Manage Infrastructure at scale with SSM

Systems Manager, or SSM, is AWS' service to manage servers. This blog will cover how to configure your environment to use SSM and one of the tools.

SSM is a whole toolbox of services covering different aspects of server management. Over the years, that toolbox has expanded. Now, it's time to look at what SSM offers.

How SSM fits together

Overview

AWS breaks SSM into four main components:

Operations Management - Tools to manage incidents and issues.
Application Management - View and manage applications running on servers, plus Parameter Store
Change Management - Tools to manage the change process, plus Maintenance Windows and Automation.
Node Management - A slew of tools to directly manage servers.

This post covers the configuration needed to use the tools within Node Management.

Configuration

All the functionality of SSM does require an amount of configuration and, oft times, frustration. Generally, though, once you get it running, it stays running. But, if I had a dollar for every time I threw my hands up and asked, "Why isn't this working" I'd be holidaying on an island somewhere and not writing blogs. So, double-check everything if it doesn't seem to work straight off.

So, what do you need?

SSM Agent

Since much of SSM's functionality is based on things running inside the server, an agent is required. AWS has details on installing agents on Linux and Windows, but the best option is to use an AMI that includes the agent. The great thing is that most of your major operating system AMIs include this agent. This includes: Amazon Linux, Amazon Linux 2, SUSE 12 & 15, Ubuntu 16.04, 18.04 & 20.04, macOS and most Windows versions.

As SSM introduces new functionality, the agent will need to be updated. There is an easy way to do this using SSM, so I encourage everyone to do this. I'll be covering this in the Fleet Manager section.

Access to SSM Endpoints

Like many of the AWS services, SSM exists outside the VPC. This means the agent needs some way to get out of the VPC to talk to the SSM service.

You can allow your servers to have outbound internet access, but a more secure option is to use VPC Endpoints.

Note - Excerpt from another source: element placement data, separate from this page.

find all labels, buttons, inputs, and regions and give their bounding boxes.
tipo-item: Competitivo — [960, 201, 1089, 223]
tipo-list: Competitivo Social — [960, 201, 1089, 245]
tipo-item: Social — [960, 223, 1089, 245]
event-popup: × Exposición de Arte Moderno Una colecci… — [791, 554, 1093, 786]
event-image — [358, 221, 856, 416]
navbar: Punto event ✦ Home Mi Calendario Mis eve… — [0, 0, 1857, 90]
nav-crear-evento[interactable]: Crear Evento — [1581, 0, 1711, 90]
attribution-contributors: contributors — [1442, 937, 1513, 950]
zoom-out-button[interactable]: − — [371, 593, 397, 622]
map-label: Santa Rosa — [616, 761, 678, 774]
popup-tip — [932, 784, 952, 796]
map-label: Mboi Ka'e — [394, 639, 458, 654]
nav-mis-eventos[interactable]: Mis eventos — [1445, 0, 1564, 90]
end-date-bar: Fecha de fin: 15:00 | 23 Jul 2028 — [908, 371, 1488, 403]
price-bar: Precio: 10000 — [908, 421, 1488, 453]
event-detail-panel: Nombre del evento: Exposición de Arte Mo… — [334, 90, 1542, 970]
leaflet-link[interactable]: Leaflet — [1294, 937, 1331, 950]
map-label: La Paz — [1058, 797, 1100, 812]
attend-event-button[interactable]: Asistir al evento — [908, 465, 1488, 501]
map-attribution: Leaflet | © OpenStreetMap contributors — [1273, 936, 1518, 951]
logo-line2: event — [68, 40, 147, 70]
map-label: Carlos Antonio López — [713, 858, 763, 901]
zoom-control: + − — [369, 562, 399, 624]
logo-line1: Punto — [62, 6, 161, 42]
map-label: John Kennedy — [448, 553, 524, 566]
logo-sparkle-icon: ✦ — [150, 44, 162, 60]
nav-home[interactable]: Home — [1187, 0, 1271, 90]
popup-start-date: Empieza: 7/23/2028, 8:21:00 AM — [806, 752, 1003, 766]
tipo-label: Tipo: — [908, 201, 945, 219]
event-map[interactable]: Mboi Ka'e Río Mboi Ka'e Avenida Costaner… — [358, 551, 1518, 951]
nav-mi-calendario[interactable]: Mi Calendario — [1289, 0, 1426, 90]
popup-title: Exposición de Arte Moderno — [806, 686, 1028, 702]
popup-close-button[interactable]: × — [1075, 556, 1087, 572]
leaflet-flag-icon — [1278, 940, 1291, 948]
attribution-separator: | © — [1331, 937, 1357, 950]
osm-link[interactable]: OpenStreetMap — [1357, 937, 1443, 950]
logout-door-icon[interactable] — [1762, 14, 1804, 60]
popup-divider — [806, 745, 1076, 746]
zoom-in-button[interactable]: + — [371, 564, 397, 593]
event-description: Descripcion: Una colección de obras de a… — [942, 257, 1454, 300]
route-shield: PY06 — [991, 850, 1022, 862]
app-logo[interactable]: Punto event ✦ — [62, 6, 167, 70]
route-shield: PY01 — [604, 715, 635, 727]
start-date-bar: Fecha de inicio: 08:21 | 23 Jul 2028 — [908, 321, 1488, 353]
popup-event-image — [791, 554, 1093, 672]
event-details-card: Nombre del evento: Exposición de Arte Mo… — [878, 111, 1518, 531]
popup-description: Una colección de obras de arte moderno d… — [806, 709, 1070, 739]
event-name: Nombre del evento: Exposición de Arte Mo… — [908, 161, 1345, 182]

The minimal endpoints you need are:

SSM
SSMMessages
EC2Messages

I would also recommend configuring the KMS endpoint.

New functionality within Fleet Manager requires a Customer Managed Key created by the Key Management Service.

Permissions

So, you have your agent and access to the SSM endpoint; now, you need permission to use it! To be allowed access to the SSM services, IAM permissions are needed. AWS makes this easy with a managed policy to grant all permissions required by the instance. At the time of this writing (Aug 2022), that policy is AmazonSSMManagedInstanceCore. Add that to an EC2 role, attach the role to your instance, and you should be ready.

You can find full details in the AWS User Guide.

Documentation

Complete documentation for AWS Systems Manager is at: https://docs.aws.amazon.com/systems-manager/latest/userguide/.

You can find information on SSM Agent at: https://docs.aws.amazon.com/systems-manager/latest/userguide/ssm-agent.html.

Security

The best thing about using Systems Manager tools is the security aspect. Many of the SSM tools interact directly with the EC2 instance, but there is no need for inbound access. Furthermore, if you use VPC Endpoints, you don't even need outbound internet access.

In all the following examples, I have configured two EC2 instances with no inbound access and only a route to S3 and the local network.

EC2 Overview Instance Overview

EC2 Security Group

EC2 Routes Route Table

Run Command

Run Command was the SSM tool that I primarily used. As the name suggests, Run Command lets you run commands on one or more instances. While Fleet Manager and Session Manager focus more on single instances, Run Command shines when you have a script you want to run on multiple servers.

Run Command works by running a Command Document. AWS provides a plethora of pre-existing Documents for your use, or you can write your own.

One example I've used is migrating a customer's RedHat Linux servers from IPA for authentication to Microsoft AD authentication. That took several iterations to get the process and document correct. Once I had it all working on my test instance, I rolled it out to Dev, Test, PreProd and Prod using tags. That was over 100 servers in four easy steps (after I did all the testing).

So, how do you use it? First, select Run Command in the left-hand menu and click the Run command button.

That will load a page asking you to select the document you want to run.

Run Command doc select

After selecting the document, the next step is to choose your targets. If you only have a small number of servers, you can select them manually. For larger groups, using tags is a better option. If you input multiple tags, these add together. For example, setting tags with Key=App and Value=MyApp & Key=Env and Value=Dev would select all servers tagged with both.

Run Command targets

Finally, you can specify output options, e.g. sending to S3, CloudWatch and SNS.

Once a Run Command completes, you can go to the Command History tab to check the status. You can also Rerun the command (with the same parameters and servers) or Copy to new. The Copy to new repeats the command but allows you to alter parameters or select different servers.

Run Command rerun

For further information on how to use Run Commands, check out the AWS documentation.

Conclusion

The goal of this post was to provide what you need to configure SSM and get started with Run Commands. There is much more to SSM, including Fleet Manager and State Manager, which I covered in a Melbourne AWS User Group presentation.